Use Dividend For Wealth Creation
4/19/2012 9:05 PM Thursday
Should one invest in the stock market for dividends? Many would suggest that the stock market is for capital appreciation and dividends are but a by-product, and hence, are best ignored. However, our study suggests that dividends are an equally powerful instrument for wealth creation if one has proper strategies in place. This can best be explained through an example. Had someone bought 100 shares of HUL in 1990, which would have cost around Rs 14000 then, the individual would have earned a whopping Rs 1.52 lakhs (not counting capital appreciation) from dividends alone till date. In other words, the income from dividend would be more than 10 times the original investment in 20 years’ time.
The example of HUL is not an exception, and there are many companies that have created this kind of wealth for shareholders. Our cover story brings to you many such examples. It is a must-read story to clear any misconceptions that investors may have about dividends as a lucrative source of income. One of the smart ways to benefit from dividends is to reinvest them in the same company that paid the dividend, as this would provide a multiplier effect. The best part is that the long term capital gains as well as the dividend income is tax free, which means higher post-tax returns.

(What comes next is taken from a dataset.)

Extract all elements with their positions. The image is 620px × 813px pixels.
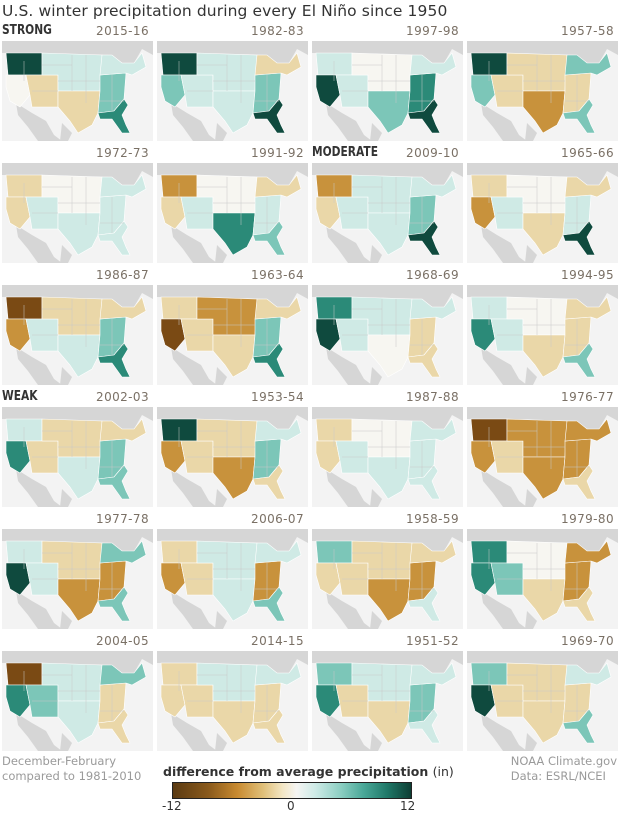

But why are we doing this story now? Well, the reason is obvious. Many companies would start declaring their full year results, and along with that, they would also declare the annual dividend. This is the time when investors start buying dividend stocks to create wealth over the long term. Our cover story also gives a list of companies which have not only been consistent in paying dividends over the last 10 years, but have also increased or at least maintained the dividend paid per share every year since 2006. The list should come in handy as a ready reckoner for investors.
At its annual policy review meeting, the RBI sprang a surprise with a 50 basis point cut in the repo rate. While I was not expecting any cut, the market consensus was for a cut of 25 basis points. On going through the RBI governor’s speech, one gets a feeling that this could be the last of the cuts in the key rates for 2012. This is because the RBI believes that inflation would continue to remain at the higher levels, albeit in a narrow range. For now, the central banker seems to be more worried on the growth front, as the economy continues to operate below the post crisis trend.

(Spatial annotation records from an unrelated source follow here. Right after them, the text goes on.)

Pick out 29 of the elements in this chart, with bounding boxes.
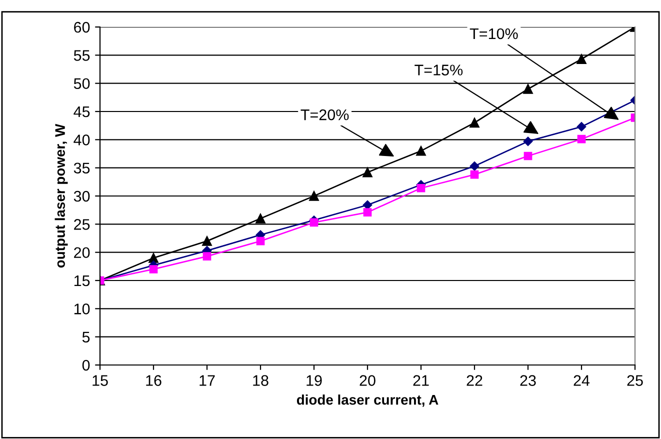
y-tick-label: 60 <box>74 22 90 33</box>
annotation: T=15% <box>414 64 463 76</box>
x-tick-label: 24 <box>574 375 590 386</box>
x-tick-label: 25 <box>627 375 643 386</box>
y-tick-label: 0 <box>82 360 90 371</box>
y-tick-label: 10 <box>74 304 90 314</box>
x-tick-label: 16 <box>146 375 162 386</box>
x-tick-label: 22 <box>466 375 482 386</box>
y-tick-label: 15 <box>74 276 90 286</box>
annotation: T=20% <box>300 109 349 120</box>
y-tick-label: 35 <box>74 162 90 174</box>
y-tick-label: 40 <box>74 134 90 146</box>
y-tick-label: 50 <box>74 78 90 90</box>
x-tick-label: 23 <box>520 375 536 386</box>
x-tick-label: 20 <box>360 375 376 386</box>
y-tick-label: 30 <box>74 190 90 202</box>
y-tick-label: 55 <box>74 50 90 61</box>
x-tick-label: 19 <box>306 375 322 386</box>
x-tick-label: 15 <box>92 375 108 386</box>
annotation: T=10% <box>470 28 518 40</box>
y-tick-label: 20 <box>74 247 90 258</box>
x-axis-title: diode laser current, A <box>296 394 438 407</box>
x-tick-label: 21 <box>413 375 429 386</box>
x-tick-label: 17 <box>200 375 215 386</box>
y-axis-title: output laser power, W <box>54 124 68 268</box>
y-tick-label: 25 <box>74 219 90 230</box>
x-tick-label: 18 <box>253 375 268 386</box>
y-tick-label: 5 <box>82 332 90 343</box>
y-tick-label: 45 <box>74 106 90 118</box>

I strongly believe that had the IIP number for the month of January 2012 not been revised downward from 6.8 per cent to 1.1 per cent, the RBI would not have taken this drastic step. There is a limit to which the RBI can push to put the economy on a growth path, and hence, it is time that the government takes some proactive steps to put the economy back on the growth trajectory. If it fails to take some action, the RBI’s efforts would go in vain and would not yield the desired results.

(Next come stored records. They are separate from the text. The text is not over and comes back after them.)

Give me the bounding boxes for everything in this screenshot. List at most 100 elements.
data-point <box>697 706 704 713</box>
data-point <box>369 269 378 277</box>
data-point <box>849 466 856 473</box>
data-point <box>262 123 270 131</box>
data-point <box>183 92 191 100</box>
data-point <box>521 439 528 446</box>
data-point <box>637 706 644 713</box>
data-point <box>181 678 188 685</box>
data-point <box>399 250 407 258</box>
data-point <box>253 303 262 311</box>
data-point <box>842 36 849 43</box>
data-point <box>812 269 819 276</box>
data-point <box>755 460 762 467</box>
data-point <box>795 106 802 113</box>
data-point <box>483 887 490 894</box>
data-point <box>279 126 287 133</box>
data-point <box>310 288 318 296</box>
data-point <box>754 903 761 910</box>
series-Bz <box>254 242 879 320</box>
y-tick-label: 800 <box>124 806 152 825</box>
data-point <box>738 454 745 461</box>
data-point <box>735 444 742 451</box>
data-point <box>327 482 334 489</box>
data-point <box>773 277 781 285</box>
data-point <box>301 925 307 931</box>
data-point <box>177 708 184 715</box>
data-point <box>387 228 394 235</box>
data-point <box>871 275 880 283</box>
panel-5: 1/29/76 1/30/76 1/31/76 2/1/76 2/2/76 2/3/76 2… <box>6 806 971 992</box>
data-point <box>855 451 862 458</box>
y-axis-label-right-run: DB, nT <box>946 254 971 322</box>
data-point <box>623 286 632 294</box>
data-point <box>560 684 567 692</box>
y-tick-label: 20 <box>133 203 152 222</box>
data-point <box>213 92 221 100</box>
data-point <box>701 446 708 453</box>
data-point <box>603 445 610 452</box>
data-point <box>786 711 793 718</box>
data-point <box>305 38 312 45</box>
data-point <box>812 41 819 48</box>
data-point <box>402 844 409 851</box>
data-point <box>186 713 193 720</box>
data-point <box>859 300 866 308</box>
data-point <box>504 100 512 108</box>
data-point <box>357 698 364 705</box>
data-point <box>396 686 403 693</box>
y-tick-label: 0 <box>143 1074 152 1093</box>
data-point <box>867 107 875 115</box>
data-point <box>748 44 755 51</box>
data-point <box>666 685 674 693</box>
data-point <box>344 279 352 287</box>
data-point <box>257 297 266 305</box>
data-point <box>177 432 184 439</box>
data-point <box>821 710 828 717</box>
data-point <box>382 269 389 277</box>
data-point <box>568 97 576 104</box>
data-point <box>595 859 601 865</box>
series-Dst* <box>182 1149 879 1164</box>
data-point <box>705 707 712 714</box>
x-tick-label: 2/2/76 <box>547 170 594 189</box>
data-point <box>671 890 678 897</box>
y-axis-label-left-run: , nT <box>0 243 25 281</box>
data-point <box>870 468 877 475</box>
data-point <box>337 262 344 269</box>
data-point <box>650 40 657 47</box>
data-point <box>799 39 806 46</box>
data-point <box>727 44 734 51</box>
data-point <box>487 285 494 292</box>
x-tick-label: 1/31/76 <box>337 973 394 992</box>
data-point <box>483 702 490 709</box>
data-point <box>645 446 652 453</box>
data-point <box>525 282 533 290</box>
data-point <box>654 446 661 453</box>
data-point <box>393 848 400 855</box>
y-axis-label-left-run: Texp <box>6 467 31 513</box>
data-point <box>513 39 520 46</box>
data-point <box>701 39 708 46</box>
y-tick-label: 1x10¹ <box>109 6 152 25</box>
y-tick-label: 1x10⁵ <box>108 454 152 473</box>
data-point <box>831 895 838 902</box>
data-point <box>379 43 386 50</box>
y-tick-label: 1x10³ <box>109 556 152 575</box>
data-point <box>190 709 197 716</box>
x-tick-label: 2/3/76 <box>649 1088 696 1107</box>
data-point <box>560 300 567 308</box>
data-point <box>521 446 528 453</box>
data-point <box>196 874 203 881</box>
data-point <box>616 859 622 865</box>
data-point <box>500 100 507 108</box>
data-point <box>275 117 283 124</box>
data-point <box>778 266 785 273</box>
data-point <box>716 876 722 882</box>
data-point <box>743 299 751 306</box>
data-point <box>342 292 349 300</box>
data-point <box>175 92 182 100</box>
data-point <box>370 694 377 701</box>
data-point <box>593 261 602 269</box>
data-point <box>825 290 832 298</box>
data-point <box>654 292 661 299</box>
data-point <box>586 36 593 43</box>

The stock market remained firm during the past fortnight, despite the news from the international shores not being so encouraging (particularly Spain’s debt problem). Nor was the news great on the domestic front, with high inflation, a downward revision of the IIP number and a subdued guidance from Infosys. This scenario suggests that the stock market has formed quite a good support base, and hence, will be able to absorb any negative news very effectively. If there is good news in the coming days, it could turn out to be a springboard for the market. We would not be surprised if the market sees a rebound in the coming days.